Category: Self Help 
Our ancestors came to this country to escape intolerance. Two and a half centuries later, we --- well, many of us --- have become the kind of people our ancestors fled.
Fun? Oh, we' re against it. In every form. Because fun leads to self-indulgence, which leads to....well, the old right answer is "pleasure" and the new one is "ruin."
Smoke? Don't be crazy. Drink? Sure, if you want to die young. Eat? At your peril. Do nothing? Poverty awaits.
As a result, we have --- well, many of us --- dull lives that only Calvinists would admire. In the pursuit of black-and-white certainty or eternal life or whatever it is we're seeking, we've not only banished gray, we've sent color packing. We may die miserable, but we'll be perfect corpses.
Barbara Holland is having none of this. Like Martin Luther, she has tacked her 67 theses --- okay, one-to-three page essays --- onto the church door of our culture. "Free yourself," she cries, in the spirit of Zorba the Greek. "Take off your belt and live."
This is a dangerous woman. I think I'm in love.
Here, for example, are some activities, sensations and experiences --- oh, let's just call then "thrills" --- that Barbara Holland endorses: "The cold and limey rattle of a vodka-tonic being walked across the lawn. Finishing our tax returns. The smells of the morning paper, cut grass, and old leather jackets. Finding a taxi in a downpour; clean sheets; singing to ourselves in the car."
Nice. But make no mistake. "Endangered Pleasures" is not just a collection of lists. Barbara Holland writes beautifully --- whereas pleasure-haters can't write at all --- on every subject she embraces. She's wry. Sly. And, on occasion, downright funny.
The first essay, "Waking Up," sets the tone. It begins: "Obviously the best possible time to wake up is in the June of our tenth year, on the first day of summer vacation." What kills me in that sentence? "Obviously." Said with the assurance of that ten-year-old.
Barbara Holland's ideal breakfast: "A glass of cold champagne and a perfectly ripe pear, perhaps with a spoonful of caviar eaten straight from the jar." Clothes for men, she feels, would be improved by the return of "lace cuffs and velvet breeches." Cigarettes after sex say "I am here" and "So am I." How can you justify a nap? "A perfectly healthy cat can nap through the entire month of February and wake up feeling better for it." Don't drink only at home: "A good bar is a great joy in life and a fine place to be after the day's work." Restaurants? "Expensive and worth every penny." One of the "great unsung pleasures" is...Sunday-morning sex. Sports rule --- because they're fair.
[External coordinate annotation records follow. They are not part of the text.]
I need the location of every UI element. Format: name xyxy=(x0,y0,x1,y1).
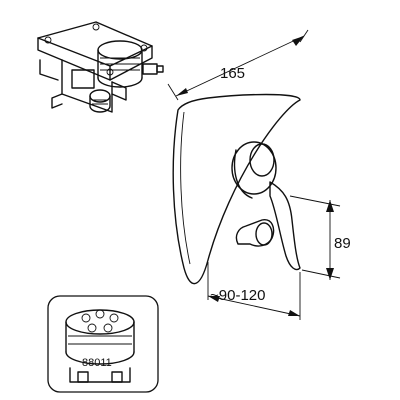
outlet-nut xyxy=(89,95,111,113)
arrowhead xyxy=(326,268,334,280)
hub-shade xyxy=(233,149,253,199)
depth-label: ~90-120 xyxy=(210,287,265,304)
handle-hub xyxy=(231,141,277,195)
lever-handle xyxy=(269,181,301,271)
cartridge-top xyxy=(97,40,143,60)
escutcheon-plate xyxy=(172,93,301,285)
arrowhead xyxy=(208,296,220,302)
extension-line xyxy=(289,195,341,207)
side-fitting xyxy=(39,59,59,81)
port xyxy=(95,309,105,319)
arrowhead xyxy=(176,88,188,96)
base-frame xyxy=(69,367,131,383)
port xyxy=(103,323,113,333)
cartridge-sides xyxy=(97,49,143,79)
base-connector xyxy=(111,371,123,383)
hub-face xyxy=(249,143,275,177)
cartridge-ribs xyxy=(100,57,140,71)
arrowhead xyxy=(288,310,300,316)
valve-body xyxy=(61,59,113,113)
bracket-edge-right xyxy=(109,45,153,81)
valve-stem xyxy=(142,63,158,75)
height-label: 89 xyxy=(334,235,351,252)
inset-panel: 88011 xyxy=(47,295,159,393)
stem-tip xyxy=(156,65,164,73)
diverter-block xyxy=(71,69,95,89)
dimension-width: 165 xyxy=(167,29,309,101)
housing-sides xyxy=(65,321,135,353)
part-number: 88011 xyxy=(82,357,112,369)
cartridge-bottom xyxy=(97,77,143,88)
arrowhead xyxy=(292,36,304,46)
extension-line xyxy=(167,83,179,101)
port xyxy=(87,323,97,333)
extension-line xyxy=(301,269,341,279)
housing-ribs xyxy=(68,335,132,345)
side-port xyxy=(111,81,127,101)
dimension-line xyxy=(175,35,305,97)
bracket-hole xyxy=(44,36,52,44)
port xyxy=(109,313,119,323)
inlet-left xyxy=(51,93,63,109)
diverter-knob-face xyxy=(255,222,273,246)
bracket-edge xyxy=(37,37,111,81)
trim-illustration xyxy=(172,93,301,285)
dimension-line xyxy=(207,295,301,317)
outlet-thread xyxy=(92,99,108,105)
bracket-hole xyxy=(92,23,100,31)
arrowhead xyxy=(326,200,334,212)
base-connector xyxy=(77,371,89,383)
escutcheon-edge xyxy=(180,111,191,265)
width-label: 165 xyxy=(220,65,245,82)
dimension-height: 89 xyxy=(289,195,351,280)
rough-in-valve-illustration xyxy=(37,21,164,113)
port xyxy=(81,313,91,323)
dimension-depth: ~90-120 xyxy=(207,262,301,320)
bracket-hole xyxy=(106,68,114,76)
housing-bottom xyxy=(65,351,135,365)
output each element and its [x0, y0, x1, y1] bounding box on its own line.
Along the way, Holland offers good advice: When visiting, bring coffee that's ground from beans, lest your host believe that "instant" and "coffee" belong in the same sentence and leave you slurping Nescafe. Bare feet, whenever possible. Fight your inner lemming.
"Certain things were put upon this earth for our enjoyment," she writes, "and it's wasteful and wicked to condemn them." Certain people too. I would consider it an honor to lick the memory of vodka from Ms. Holland's lips. But curling up with her book on a sunny afternoon when I ought to be doing something useful will do just as well.